A Tourist Guide to Torridon

26-11-14
photo steve carter

A thousand million years. The Torridonian sandstones are almost the oldest rocks in the world and they were, in effect, an American import. Scotland itself was born and bred in the North, hitching itself to England who had made a long journey, from South of the equator, to seal the match. In Torridon you don’t need to imagine these elemental, earthly forces – you can sense them. And it was only the blink of an eye since there were bears and mammoths. Their bones are still here. This is not the land that time forgot but rather the land where time still lives.

Travelling down the gradually narrowing single track road, West from Kinlochewe, you will also notice a narrowing of the gap – between you and earth. You may arrive in the diamond-studded freeze of February or in June’s everlasting light. You may come for a daring climb on Ben Eighe’s Triple Buttress, a stout day’s walk over Ben Alligin and its horns, or a stroll by the Loch or a bracing dip. Whatever your mission I would recommend the T Room, open from Wednesday to Saturday. Black pudding butties, with an egg too if you’ve earned it, worth a Michelin star at least.

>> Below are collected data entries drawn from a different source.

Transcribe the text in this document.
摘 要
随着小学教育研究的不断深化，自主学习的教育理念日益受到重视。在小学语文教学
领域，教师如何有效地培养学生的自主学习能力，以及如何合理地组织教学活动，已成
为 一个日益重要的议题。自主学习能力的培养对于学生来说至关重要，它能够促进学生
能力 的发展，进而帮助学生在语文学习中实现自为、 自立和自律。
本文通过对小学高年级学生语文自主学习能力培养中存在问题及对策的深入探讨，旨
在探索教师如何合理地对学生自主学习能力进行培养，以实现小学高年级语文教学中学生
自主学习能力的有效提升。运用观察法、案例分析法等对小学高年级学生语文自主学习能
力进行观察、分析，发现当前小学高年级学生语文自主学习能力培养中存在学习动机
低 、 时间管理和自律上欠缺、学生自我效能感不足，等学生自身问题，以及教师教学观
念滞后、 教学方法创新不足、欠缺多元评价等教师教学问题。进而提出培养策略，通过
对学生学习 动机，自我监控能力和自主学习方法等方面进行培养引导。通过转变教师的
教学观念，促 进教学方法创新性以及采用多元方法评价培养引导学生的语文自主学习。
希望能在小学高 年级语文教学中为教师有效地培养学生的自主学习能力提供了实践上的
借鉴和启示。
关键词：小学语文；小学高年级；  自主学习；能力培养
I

But it’s the presence of the place, the mountains, the sea and the way they breathe together. Their conversation will pull you in and it’s easy to forget who you were the other side of Kinlochewe. All the things which make you separate – money, job, the things you own, the names you are called by, the story you tell about who you are. Looking down the Loch from the shore or up on the Liatach ridge,you might as well be a red deer or an eagle. It’s easy to forget to take photographs when you are no longer an observer.